Relocation stress syndrome can have a significant impact on individuals, families and communities. Healthcare providers must have the knowledge and skills to properly assess and diagnose RSS in order to intervene early, provide support and reduce the sufferings associated with this commonly overlooked syndrome.

5 FAQs

  • What is Relocation Stress Syndrome? Relocation Stress Syndrome is a psychological condition that develops due to the emotional distress associated with relocation.

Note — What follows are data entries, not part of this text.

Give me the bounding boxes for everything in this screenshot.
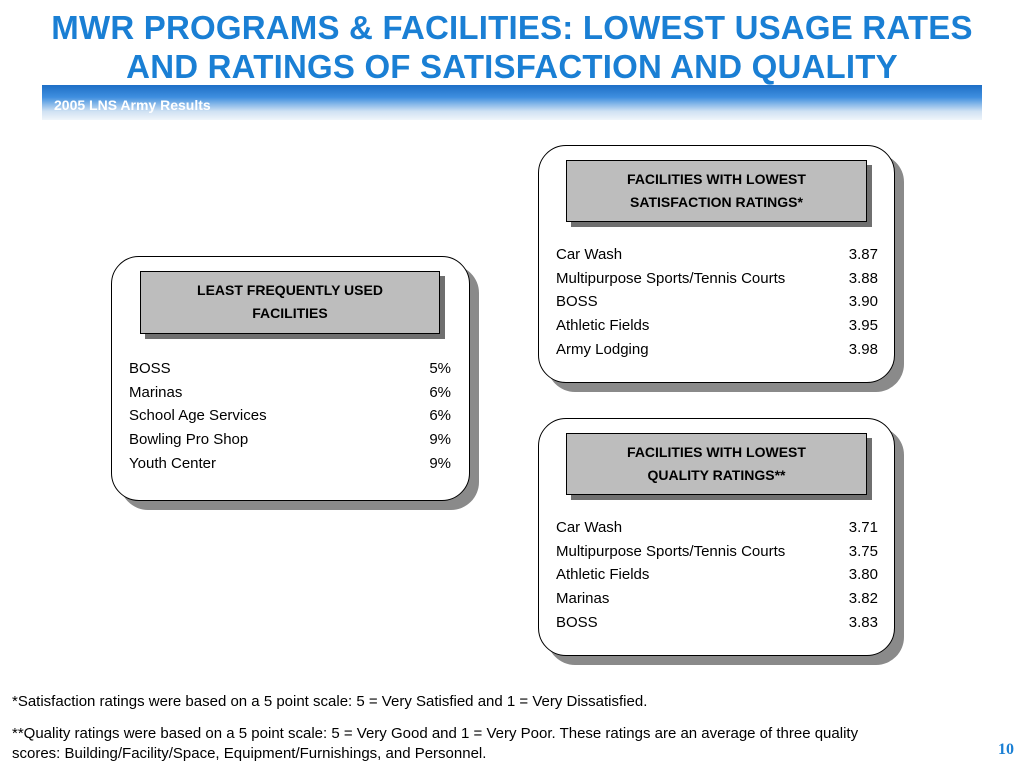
- footnote-quality-line-2: scores: Building/Facility/Space, Equipme…: [12, 745, 487, 762]
- facility-name: Multipurpose Sports/Tennis Courts: [556, 542, 786, 560]
- facility-value: 6%: [429, 407, 451, 425]
- lowest-quality-header: FACILITIES WITH LOWEST QUALITY RATINGS**: [566, 433, 867, 495]
- list-item: Multipurpose Sports/Tennis Courts 3.75: [556, 540, 878, 564]
- facility-value: 9%: [429, 454, 451, 472]
- list-item: Multipurpose Sports/Tennis Courts 3.88: [556, 267, 878, 291]
- facility-rating: 3.71: [848, 519, 878, 536]
- facility-value: 5%: [429, 360, 451, 377]
- facility-name: BOSS: [556, 293, 598, 311]
- list-item: Marinas 6%: [129, 381, 451, 405]
- list-item: Car Wash 3.87: [556, 243, 878, 267]
- facility-name: Army Lodging: [556, 340, 649, 358]
- list-item: School Age Services 6%: [129, 404, 451, 428]
- facility-name: Marinas: [129, 383, 183, 401]
- list-item: Bowling Pro Shop 9%: [129, 428, 451, 452]
- facility-name: BOSS: [129, 360, 171, 377]
- page-number: 10: [998, 741, 1014, 758]
- facility-rating: 3.75: [848, 542, 878, 560]
- facility-name: Car Wash: [556, 519, 623, 536]
- lowest-quality-list: Car Wash 3.71 Multipurpose Sports/Tennis…: [556, 516, 878, 634]
- lowest-satisfaction-header: FACILITIES WITH LOWEST SATISFACTION RATI…: [566, 160, 867, 222]
- footnote-satisfaction: *Satisfaction ratings were based on a 5 …: [12, 693, 648, 710]
- list-item: Athletic Fields 3.80: [556, 563, 878, 587]
- lowest-satisfaction-header-line-2: SATISFACTION RATINGS*: [630, 194, 803, 210]
- facility-value: 9%: [429, 431, 451, 449]
- facility-rating: 3.98: [848, 340, 878, 358]
- facility-rating: 3.95: [848, 317, 878, 335]
- lowest-satisfaction-list: Car Wash 3.87 Multipurpose Sports/Tennis…: [556, 243, 878, 361]
- list-item: Car Wash 3.71: [556, 516, 878, 540]
- facility-name: School Age Services: [129, 407, 267, 425]
- facility-name: Marinas: [556, 590, 610, 608]
- list-item: BOSS 3.83: [556, 611, 878, 635]
- least-used-header: LEAST FREQUENTLY USED FACILITIES: [140, 271, 440, 334]
- list-item: Army Lodging 3.98: [556, 338, 878, 362]
- facility-name: Athletic Fields: [556, 566, 650, 584]
- facility-name: Bowling Pro Shop: [129, 431, 249, 449]
- banner-text: 2005 LNS Army Results: [54, 97, 211, 113]
- facility-name: Youth Center: [129, 454, 217, 472]
- lowest-satisfaction-header-line-1: FACILITIES WITH LOWEST: [627, 171, 806, 187]
- subtitle-banner: [42, 85, 982, 120]
- slide-title: MWR PROGRAMS & FACILITIES: LOWEST USAGE …: [0, 8, 1024, 86]
- facility-name: Car Wash: [556, 246, 623, 263]
- lowest-quality-header-line-2: QUALITY RATINGS**: [647, 467, 786, 483]
- footnote-quality-line-1: **Quality ratings were based on a 5 poin…: [12, 725, 859, 742]
- facility-rating: 3.88: [848, 269, 878, 287]
- slide-title-line-1: MWR PROGRAMS & FACILITIES: LOWEST USAGE …: [51, 9, 973, 46]
- footnote-quality: **Quality ratings were based on a 5 poin…: [12, 724, 858, 764]
- lowest-quality-header-line-1: FACILITIES WITH LOWEST: [627, 444, 806, 460]
- least-used-header-line-1: LEAST FREQUENTLY USED: [197, 282, 383, 298]
- list-item: BOSS 3.90: [556, 290, 878, 314]
- list-item: Marinas 3.82: [556, 587, 878, 611]
- facility-rating: 3.90: [848, 293, 878, 311]
- list-item: BOSS 5%: [129, 357, 451, 381]
- facility-name: BOSS: [556, 613, 598, 631]
- facility-name: Athletic Fields: [556, 317, 650, 335]
- list-item: Youth Center 9%: [129, 452, 451, 476]
- facility-rating: 3.80: [848, 566, 878, 584]
- slide-title-line-2: AND RATINGS OF SATISFACTION AND QUALITY: [126, 48, 898, 85]
- facility-rating: 3.82: [848, 590, 878, 608]
- facility-rating: 3.87: [848, 246, 878, 263]
- least-used-header-line-2: FACILITIES: [252, 305, 328, 321]
- least-used-list: BOSS 5% Marinas 6% School Age Services 6…: [129, 357, 451, 475]
- facility-rating: 3.83: [848, 613, 878, 631]
- facility-value: 6%: [429, 383, 451, 401]
- facility-name: Multipurpose Sports/Tennis Courts: [556, 269, 786, 287]
- list-item: Athletic Fields 3.95: [556, 314, 878, 338]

  • Who is at risk of developing Relocation Stress Syndrome? Individuals of any age, including infants to seniors, or those with a history of mental health issues, involvement in the military, or recent immigration may be at risk.
  • What are possible symptoms of Relocation Stress Syndrome? Symptoms can range from mild to severe and include changes in sleep and appetite, mood swings, anxiety, hostility or withdrawal, and in rare cases, depression, PTSD, or psychosis.
  • How can I identify if someone has Relocation Stress Syndrome? A healthcare provider can assess for risk factors when determining if someone has Relocation Stress Syndrome. Identifying areas of need and creating an individualized plan can help tailor care to those at risk.
  • What steps can I take to help relieve symptoms of Relocation Stress Syndrome? Healthcare providers should assess for any potential triggers or contributing factors to Relocation Stress Syndrome, as well as related nursing diagnoses in order to prevent further problems. Additionally, providing education and connecting the individual with support services within their new environment can help to mitigate stress.